“… ‘é lícito ou não pagar tributo a César? Devemos pagar ou não?’. Jesus, conhecendo-lhes a hipocrisia, respondeu: ‘Porque me tentais? Trazei-me um denário para Eu ver’. Trouxeram-lho e Ele perguntou: ‘De quem é esta imagem e a inscrição?’ Responderam: ‘De César’. Jesus disse: ‘Dai a César o que é de César, e a Deus o que é de Deus’.” (Marcos 12,14b-17a)
O comentário de São João Crisóstomo sobre esta passagem do Evangelho lido nesta segunda-feira sublinha que a “imagem e a inscrição” (de César) dizem respeito à obediência civil, isto é, aos impostos, enquanto “o que é de Deus” refere-se à alma humana, que traz em si a imagem de Deus. A nossa “alma”, por vezes chamada de “coração”, é aquilo que nos mantém vivos, o que nos faz pulsar. Sem ela, estaríamos mortos. A nossa alma contém a nossa lealdade mais profunda, o nosso sentido de pertencimento e de propósito, bem como a nossa consciência, a capacidade de discernir entre o certo e o errado, o santo e o não santo. Não devemos oferecer a nossa alma ou o nosso coração a César, porque não pertencemos a César, mas a Deus.
No nosso estado decaído, quando o coração ou a alma se encontram divididos nas suas lealdades, a nossa visão sobre quem somos e a quem pertencemos torna-se obscurecida. Começamos então a entregar a César, ou a outra pessoa qualquer, aquilo que pertence a Deus, como a nossa lealdade primordial, a própria consciência ou até a nossa adoração. Deixamos de “ver” com clareza por causa desse coração confuso, desse coração impuro.

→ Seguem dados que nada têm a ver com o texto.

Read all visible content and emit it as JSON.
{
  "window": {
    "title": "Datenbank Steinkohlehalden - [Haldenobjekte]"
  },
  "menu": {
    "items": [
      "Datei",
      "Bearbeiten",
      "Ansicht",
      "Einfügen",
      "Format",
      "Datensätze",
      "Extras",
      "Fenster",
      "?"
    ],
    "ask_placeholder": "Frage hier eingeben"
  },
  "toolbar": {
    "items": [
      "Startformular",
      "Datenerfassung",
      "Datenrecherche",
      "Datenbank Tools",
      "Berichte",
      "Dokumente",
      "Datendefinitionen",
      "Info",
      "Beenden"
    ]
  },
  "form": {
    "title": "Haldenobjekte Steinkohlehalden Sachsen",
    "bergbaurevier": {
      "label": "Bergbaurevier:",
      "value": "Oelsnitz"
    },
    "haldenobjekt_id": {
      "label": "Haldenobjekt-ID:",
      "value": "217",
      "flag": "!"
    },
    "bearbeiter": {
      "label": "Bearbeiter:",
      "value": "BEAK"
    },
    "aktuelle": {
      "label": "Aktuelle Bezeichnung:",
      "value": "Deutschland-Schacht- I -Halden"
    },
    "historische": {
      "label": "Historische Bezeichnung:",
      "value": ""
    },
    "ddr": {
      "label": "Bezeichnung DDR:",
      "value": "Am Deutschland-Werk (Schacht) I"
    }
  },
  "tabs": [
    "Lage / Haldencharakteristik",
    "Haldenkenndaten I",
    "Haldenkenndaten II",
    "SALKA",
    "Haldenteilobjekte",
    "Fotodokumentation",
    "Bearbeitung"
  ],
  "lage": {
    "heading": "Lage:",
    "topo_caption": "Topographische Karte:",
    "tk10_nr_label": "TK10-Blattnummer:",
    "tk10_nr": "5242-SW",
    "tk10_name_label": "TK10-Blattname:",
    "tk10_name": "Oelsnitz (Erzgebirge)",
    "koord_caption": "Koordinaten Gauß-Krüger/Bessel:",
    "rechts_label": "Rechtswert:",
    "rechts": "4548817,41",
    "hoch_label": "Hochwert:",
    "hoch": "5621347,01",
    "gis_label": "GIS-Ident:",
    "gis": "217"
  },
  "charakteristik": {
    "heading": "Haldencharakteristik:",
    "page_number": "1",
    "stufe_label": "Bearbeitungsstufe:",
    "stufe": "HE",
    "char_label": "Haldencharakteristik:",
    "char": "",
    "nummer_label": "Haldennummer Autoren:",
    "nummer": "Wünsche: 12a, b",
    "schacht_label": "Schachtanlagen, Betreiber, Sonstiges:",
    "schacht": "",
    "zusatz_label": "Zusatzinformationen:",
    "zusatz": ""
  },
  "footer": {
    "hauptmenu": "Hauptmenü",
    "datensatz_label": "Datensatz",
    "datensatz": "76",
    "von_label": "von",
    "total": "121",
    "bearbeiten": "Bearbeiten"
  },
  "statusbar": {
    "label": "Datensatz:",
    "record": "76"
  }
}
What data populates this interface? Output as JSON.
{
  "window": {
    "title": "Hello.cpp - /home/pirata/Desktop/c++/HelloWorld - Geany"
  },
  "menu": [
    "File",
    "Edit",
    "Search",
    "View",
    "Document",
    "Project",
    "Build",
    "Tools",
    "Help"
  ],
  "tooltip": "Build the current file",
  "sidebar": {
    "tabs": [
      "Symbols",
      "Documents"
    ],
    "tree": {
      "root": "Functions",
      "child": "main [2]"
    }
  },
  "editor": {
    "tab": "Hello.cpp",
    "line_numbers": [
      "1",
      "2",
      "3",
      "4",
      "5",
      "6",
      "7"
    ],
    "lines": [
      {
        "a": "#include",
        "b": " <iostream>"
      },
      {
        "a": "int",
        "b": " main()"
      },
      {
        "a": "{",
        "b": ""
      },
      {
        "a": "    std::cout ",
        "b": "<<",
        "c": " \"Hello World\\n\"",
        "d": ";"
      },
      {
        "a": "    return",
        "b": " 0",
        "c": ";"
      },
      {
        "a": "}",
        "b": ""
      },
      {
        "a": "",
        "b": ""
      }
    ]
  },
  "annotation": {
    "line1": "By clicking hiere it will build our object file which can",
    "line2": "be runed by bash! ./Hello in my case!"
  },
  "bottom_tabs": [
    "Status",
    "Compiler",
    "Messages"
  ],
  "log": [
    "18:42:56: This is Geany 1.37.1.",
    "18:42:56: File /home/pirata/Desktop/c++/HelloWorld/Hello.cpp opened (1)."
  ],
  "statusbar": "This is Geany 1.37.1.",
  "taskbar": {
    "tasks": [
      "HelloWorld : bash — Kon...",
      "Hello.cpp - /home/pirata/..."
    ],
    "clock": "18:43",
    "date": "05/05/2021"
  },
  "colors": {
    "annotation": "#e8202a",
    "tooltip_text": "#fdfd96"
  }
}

Os fariseus, que juntamente com os partidários de Herodes colocaram a Cristo a pergunta acima citada, eram conhecidos pela sua hipocrisia. Gostavam de “rezar de pé nas sinagogas e nos cantos das ruas, para serem vistos pelos homens” (Mateus 6,5). Assim, a sua visão não estava voltada para Deus, mas para os “outros”, oferecendo aos “outros” aquilo que pertence a Deus.
Na nossa vida pessoal, podemos cair numa relação de codependência, na qual estamos dispostos a fazer qualquer coisa por alguém, mesmo que isso signifique ultrapassar a nossa própria consciência. Também isso é um exemplo de entregar a alguém aquilo que pertence a Deus. Na vida política, podemos acabar por adotar como nossos os critérios de certo e errado de “César”, mesmo quando não correspondem aos de Deus. Nesse caso, estamos a dar a César o que é de Deus.
Muito disso se vê atualmente, quando muitos cristãos procuram justificar o injustificável em questões políticas ou geopolíticas, argumentando a partir de uma lógica de “pragmatismo”, “Realpolitik”, “lei do país” ou outras expressões que pretendem tornar correto aquilo que é claramente errado.
Senhor, concede-nos sabedoria e cura os nossos corações, para que possamos ver com mais clareza quem somos e a quem pertencemos.
“Felizes os puros de coração, porque verão a Deus” (Mateus 5,8).